The exhibition came as part of a collaboration between FAI and the Visualizing Abolition Program at The Institute of Arts & Science (IAS) at UCSC. As to introduce the interconnections between the question of abolition sought for by the program at IAS and the question of liberation carried in this case by Palestinians.
Installation View, Metal sheet, University of California Santa Cruz 2024.
Exhibition Text: “They Are Shooting At Our Shadows” delves into the multifaceted nature of the systematic devastation of the civilian infrastructure and social fabric of Palestine, and its impacts on both the physical and psychological realms of those affected.
Installation View, Investigative Board No. 03, University of California Santa Cruz 2024.
The title of the exhibition, taken from the words of a survivor of a deadly raid in Jenin, a city in the West Bank, evokes not only the legacies of colonial violence in the Occupied Palestinian Territory, but also the endless innovation and resistance of the Palestinian people. It also alludes to the nature of violence the Palestinians have been subjected to, as something at once materially destructive—now genocidal—and discursive, grounded in perception and representation.
Yet the landscape of colonial erasure is being actively transformed by an influx of visual materials, open-source evidence, and technological innovation, all of which have revolutionised the terminology and methodologies being deployed by Palestinians in their ongoing pursuit of self-determination.
Installation View, Re-enactment; The Willful Killing of Shireen Abu Akleh, University of California Santa Cruz 2024.
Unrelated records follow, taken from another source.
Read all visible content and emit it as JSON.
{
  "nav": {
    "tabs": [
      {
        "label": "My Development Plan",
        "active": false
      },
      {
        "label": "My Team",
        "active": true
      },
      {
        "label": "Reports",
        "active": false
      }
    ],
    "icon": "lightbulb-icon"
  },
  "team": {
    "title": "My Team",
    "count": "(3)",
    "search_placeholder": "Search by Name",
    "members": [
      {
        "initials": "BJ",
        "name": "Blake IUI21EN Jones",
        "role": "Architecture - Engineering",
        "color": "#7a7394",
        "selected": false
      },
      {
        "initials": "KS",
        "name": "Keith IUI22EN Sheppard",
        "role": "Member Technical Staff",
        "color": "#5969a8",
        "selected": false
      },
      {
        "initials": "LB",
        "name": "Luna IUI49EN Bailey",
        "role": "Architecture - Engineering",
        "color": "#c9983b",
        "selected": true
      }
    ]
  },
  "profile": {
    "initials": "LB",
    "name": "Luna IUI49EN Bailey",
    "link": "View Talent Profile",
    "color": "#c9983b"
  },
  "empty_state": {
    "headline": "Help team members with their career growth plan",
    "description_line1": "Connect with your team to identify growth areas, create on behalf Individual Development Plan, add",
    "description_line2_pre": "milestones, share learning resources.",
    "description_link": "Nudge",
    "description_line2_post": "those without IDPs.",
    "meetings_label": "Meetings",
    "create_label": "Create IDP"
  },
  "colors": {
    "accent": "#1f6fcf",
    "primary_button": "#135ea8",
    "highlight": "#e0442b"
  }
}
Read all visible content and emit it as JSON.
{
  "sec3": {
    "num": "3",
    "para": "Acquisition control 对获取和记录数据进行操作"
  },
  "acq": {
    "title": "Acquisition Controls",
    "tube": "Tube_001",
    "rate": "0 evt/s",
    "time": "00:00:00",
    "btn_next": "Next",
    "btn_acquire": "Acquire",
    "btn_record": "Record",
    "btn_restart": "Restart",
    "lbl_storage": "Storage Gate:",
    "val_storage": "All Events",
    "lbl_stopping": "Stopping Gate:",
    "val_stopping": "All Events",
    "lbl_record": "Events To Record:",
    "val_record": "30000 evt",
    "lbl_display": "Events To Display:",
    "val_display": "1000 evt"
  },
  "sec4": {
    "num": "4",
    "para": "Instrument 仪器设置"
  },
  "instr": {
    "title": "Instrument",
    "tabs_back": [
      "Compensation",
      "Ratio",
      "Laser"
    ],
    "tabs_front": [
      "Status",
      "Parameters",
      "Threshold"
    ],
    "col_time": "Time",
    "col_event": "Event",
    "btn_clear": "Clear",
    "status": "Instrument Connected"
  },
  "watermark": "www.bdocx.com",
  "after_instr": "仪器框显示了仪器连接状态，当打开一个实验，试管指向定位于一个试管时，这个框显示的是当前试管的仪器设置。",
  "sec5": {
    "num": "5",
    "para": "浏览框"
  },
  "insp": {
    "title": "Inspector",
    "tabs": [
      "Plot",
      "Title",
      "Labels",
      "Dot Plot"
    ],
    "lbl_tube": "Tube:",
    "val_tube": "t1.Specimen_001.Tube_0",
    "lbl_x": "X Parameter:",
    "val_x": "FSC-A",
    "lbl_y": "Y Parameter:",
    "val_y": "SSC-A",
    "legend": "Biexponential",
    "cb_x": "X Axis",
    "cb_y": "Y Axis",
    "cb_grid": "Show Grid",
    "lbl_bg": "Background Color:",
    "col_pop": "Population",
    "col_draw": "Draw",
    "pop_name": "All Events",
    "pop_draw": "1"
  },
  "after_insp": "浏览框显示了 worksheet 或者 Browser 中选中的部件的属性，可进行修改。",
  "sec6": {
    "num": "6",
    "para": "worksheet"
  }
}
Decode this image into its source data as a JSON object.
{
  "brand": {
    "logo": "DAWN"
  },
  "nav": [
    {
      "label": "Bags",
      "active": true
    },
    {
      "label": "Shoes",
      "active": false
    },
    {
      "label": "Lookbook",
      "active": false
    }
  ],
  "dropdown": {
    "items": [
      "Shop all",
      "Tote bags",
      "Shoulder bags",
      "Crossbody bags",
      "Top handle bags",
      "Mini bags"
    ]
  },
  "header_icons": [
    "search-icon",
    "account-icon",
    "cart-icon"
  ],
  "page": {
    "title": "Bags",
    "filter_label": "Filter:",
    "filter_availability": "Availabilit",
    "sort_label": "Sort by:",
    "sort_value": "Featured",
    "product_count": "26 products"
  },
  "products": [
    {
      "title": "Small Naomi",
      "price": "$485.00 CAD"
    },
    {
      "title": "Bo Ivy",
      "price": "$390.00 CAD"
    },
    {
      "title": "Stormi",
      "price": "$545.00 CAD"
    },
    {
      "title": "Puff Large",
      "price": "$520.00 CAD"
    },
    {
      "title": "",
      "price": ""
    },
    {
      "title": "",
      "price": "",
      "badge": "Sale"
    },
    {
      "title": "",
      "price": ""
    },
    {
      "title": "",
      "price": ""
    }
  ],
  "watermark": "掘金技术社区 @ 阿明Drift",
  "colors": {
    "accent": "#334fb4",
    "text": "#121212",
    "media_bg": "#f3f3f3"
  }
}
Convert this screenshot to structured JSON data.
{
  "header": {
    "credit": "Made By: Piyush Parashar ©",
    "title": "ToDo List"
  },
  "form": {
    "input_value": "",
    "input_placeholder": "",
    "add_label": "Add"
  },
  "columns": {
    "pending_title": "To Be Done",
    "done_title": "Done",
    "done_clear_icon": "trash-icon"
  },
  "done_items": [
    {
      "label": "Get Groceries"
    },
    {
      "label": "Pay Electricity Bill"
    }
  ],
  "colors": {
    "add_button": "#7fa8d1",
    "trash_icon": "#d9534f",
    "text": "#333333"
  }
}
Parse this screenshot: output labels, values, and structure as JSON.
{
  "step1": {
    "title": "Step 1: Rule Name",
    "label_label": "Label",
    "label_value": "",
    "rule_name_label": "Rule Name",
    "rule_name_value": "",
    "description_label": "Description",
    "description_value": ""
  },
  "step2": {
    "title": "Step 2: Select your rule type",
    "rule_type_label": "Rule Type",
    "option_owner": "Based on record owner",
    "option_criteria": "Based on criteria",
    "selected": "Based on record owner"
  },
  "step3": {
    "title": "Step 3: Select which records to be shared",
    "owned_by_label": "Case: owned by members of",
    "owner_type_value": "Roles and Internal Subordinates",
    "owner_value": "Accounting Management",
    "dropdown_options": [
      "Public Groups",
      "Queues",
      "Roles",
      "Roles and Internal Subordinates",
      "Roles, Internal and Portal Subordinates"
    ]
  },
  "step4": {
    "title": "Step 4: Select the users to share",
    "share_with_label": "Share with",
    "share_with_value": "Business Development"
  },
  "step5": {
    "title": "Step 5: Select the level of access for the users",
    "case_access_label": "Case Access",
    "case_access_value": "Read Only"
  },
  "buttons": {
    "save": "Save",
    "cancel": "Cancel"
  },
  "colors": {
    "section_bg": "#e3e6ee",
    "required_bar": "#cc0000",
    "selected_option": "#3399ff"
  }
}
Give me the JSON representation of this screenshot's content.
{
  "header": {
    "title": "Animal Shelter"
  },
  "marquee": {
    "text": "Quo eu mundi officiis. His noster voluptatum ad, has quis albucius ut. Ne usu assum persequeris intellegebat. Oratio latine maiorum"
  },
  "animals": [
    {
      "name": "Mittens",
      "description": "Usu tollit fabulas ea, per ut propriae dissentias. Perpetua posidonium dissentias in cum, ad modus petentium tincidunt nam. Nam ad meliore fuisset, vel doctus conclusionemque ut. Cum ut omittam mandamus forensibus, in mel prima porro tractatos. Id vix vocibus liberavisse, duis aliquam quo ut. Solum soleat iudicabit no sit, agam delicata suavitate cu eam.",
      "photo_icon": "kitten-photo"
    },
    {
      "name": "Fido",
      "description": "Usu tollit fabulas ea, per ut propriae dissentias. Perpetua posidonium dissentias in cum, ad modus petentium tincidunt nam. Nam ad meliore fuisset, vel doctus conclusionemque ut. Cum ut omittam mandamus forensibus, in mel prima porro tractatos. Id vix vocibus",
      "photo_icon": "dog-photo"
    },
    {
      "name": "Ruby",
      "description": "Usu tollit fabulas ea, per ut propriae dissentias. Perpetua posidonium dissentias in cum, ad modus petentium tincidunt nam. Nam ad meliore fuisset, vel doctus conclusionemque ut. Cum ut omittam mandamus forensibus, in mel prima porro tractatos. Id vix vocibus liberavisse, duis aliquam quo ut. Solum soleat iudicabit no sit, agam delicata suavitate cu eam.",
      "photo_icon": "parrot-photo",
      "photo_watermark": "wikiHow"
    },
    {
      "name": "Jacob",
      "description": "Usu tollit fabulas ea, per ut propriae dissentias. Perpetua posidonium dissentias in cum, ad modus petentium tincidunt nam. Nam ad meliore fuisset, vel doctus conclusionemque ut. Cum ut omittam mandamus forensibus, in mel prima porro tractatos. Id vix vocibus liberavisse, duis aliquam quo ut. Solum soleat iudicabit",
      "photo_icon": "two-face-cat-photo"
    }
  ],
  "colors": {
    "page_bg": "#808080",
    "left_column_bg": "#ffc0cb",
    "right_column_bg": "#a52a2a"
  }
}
They Are Shooting At Our Shadows was originally conceived with a central focus on the Israeli raids in Jenin. In the wake of Israel’s unfolding genocidal offensive on the Palestinian people in Gaza, the Al-Haq FAI Unit has adapted the exhibition space to serve also as a site of experimentation and in-progress documentation, revealing a catastrophic landscape for Palestinian human rights and anti-colonial resistance in the country.
Installation View, Jenin 2002 Map, University of California Santa Cruz 2024.
Together the exhibited works reveal the Palestinian Nakba—Arabic for “catastrophe,” referring to the destruction and forced depopulation of Palestinian towns and villages in 1948—not only as an isolated historical event, but as an ongoing strategy of elimination by the Israeli settler-colonial project.